To reiterate, while a constitution is important, so is the constitutional process that arrives at the constitution. If the constitution is to work, it can't (IMO) be imposed from the outside. And it certainly can't be held to a timetable governed by the election calendar in another country. Sistani made a shrewd move in calling for the UN "to determine whether early democratic elections in Iraq are feasible". (see Message 19591559 )
He certainly knows about
U.S. officials rejected plan for Iraqi census
Iraqi census officials devised a detailed plan to count the country's entire population next summer and prepare a voter roll that would open the way to national elections in September. But U.S. officials say they rejected the idea, and Iraqi Governing Council members say they never saw the plan.
The practicality of national elections is the subject of intense debate among Iraqi and U.S. officials, who are trying to move forward on a plan to give Iraqis sovereignty next summer. As the U.S. occupation officials rejected the plan to compile a voter roll rapidly, they also argued to the Governing Council that the lack of a voter roll meant national elections were impractical.
The American plan for Iraqi sovereignty proposes instead a series of caucus-style, indirect elections. Grand Ayatollah Ali Husseini al-Sistani, the most influential Shiite cleric in Iraq, is calling for national elections in June, not the indirect balloting specified in the American plan. But U.S. officials and some Iraqis say the country is not ready for national elections, in part because the logistics are too daunting.
In October, Nuha Yousef, the census director, finished the plan for a quick census, which lays out the timetable in tabular form over several pages. "After processing the data, the most important thing is the election roll, and that would be available Sept. 1," she said.

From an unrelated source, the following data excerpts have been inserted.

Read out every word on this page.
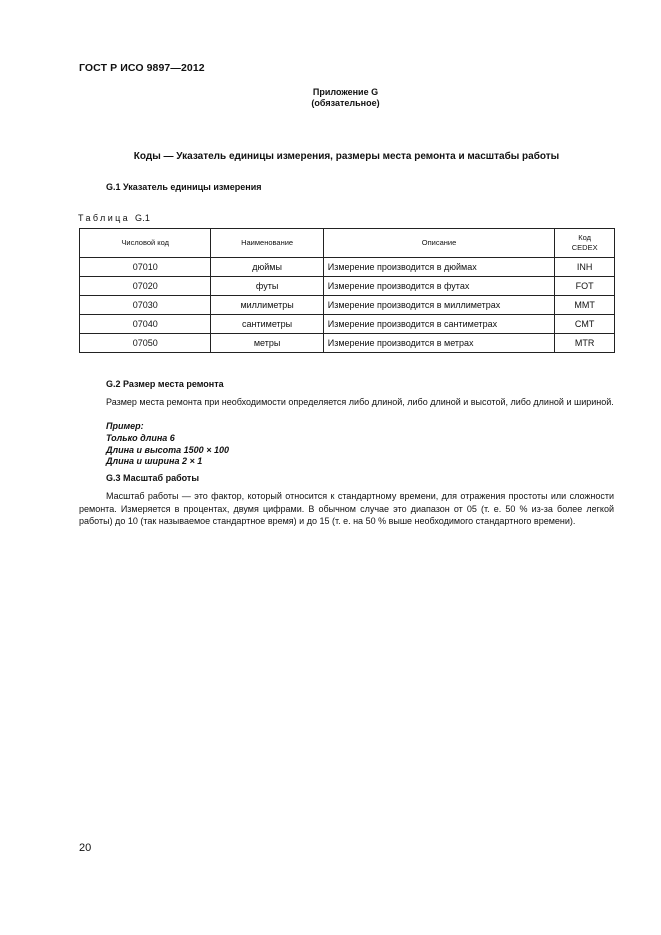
ГОСТ Р ИСО 9897—2012
Приложение G
(обязательное)
Коды — Указатель единицы измерения, размеры места ремонта и масштабы работы
G.1 Указатель единицы измерения
Таблица G.1
Числовой код	Наименование	Описание	Код
CEDEX

07010	дюймы	Измерение производится в дюймах	INH
07020	футы	Измерение производится в футах	FOT
07030	миллиметры	Измерение производится в миллиметрах	MMT
07040	сантиметры	Измерение производится в сантиметрах	CMT
07050	метры	Измерение производится в метрах	MTR
G.2 Размер места ремонта
Размер места ремонта при необходимости определяется либо длиной, либо длиной и высотой, либо длиной и шириной.
Пример:
Только длина 6
Длина и высота 1500 × 100
Длина и ширина 2 × 1
G.3 Масштаб работы
Масштаб работы — это фактор, который относится к стандартному времени, для отражения простоты или сложности ремонта. Измеряется в процентах, двумя цифрами. В обычном случае это диапазон от 05 (т. е. 50 % из-за более легкой работы) до 10 (так называемое стандартное время) и до 15 (т. е. на 50 % выше необходимого стандартного времени).
20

Full results would come in December.
Charles Heatly, a spokesman for the occupation authorities, said the Americans knew about the census proposal but decided against pursuing it.
"Rushing into a census in this time frame with the security environment that we have would not give the result that people want," he said.
Informed of the proposal this week, several members of the Governing Council who advocated a direct national ballot next June 30 said they were upset that they had not seen it. The Census Bureau said it had delivered the plan to the Governing Council on Nov. 1, but apparently it was lost in the bureaucracy.
"This could have changed things," said T. Hamid al-Bayati, a senior aide to Abdul Aziz al-Hakim, the Governing Council member who announced last week that Shiite religious leaders opposed the indirect elections.
Perhaps, he and others suggested, some council members would have argued last month that the vote on self-government should be delayed until September when the voter roll became available. Some Iraqis have said they wonder why U.S. officials called for caucus elections in June, in part because a census could not be completed in less than a year, while at the same time rejecting a plan to produce a census more quickly.
Louay Hagi, who oversees the Census Bureau in the Planning Ministry, said the plan was not rushed. In an interview, he said his staff had prepared a detailed timetable for a census that was stripped down from the 73 questions asked in the last census six years ago to 12 basic demographic queries, enabling the work to be done much faster than the normal two-year time frame.
As it has in the past, the bureau would use 400,000 school teachers to visit every household in Iraq on one day, June 30, said Yousef, the census director. The plan would cost $75 million, Hagi said, in part to buy 2,500 computers. "We sent the plan to the Governing Council on Nov. 1 and asked for an answer by Nov. 15," he said. "We are still waiting for a response."
iht.com
Thus, by calling for the UN imprimatur, which he knows will not be forthcoming, Sustani is effectively saying to Bremer, checkmate.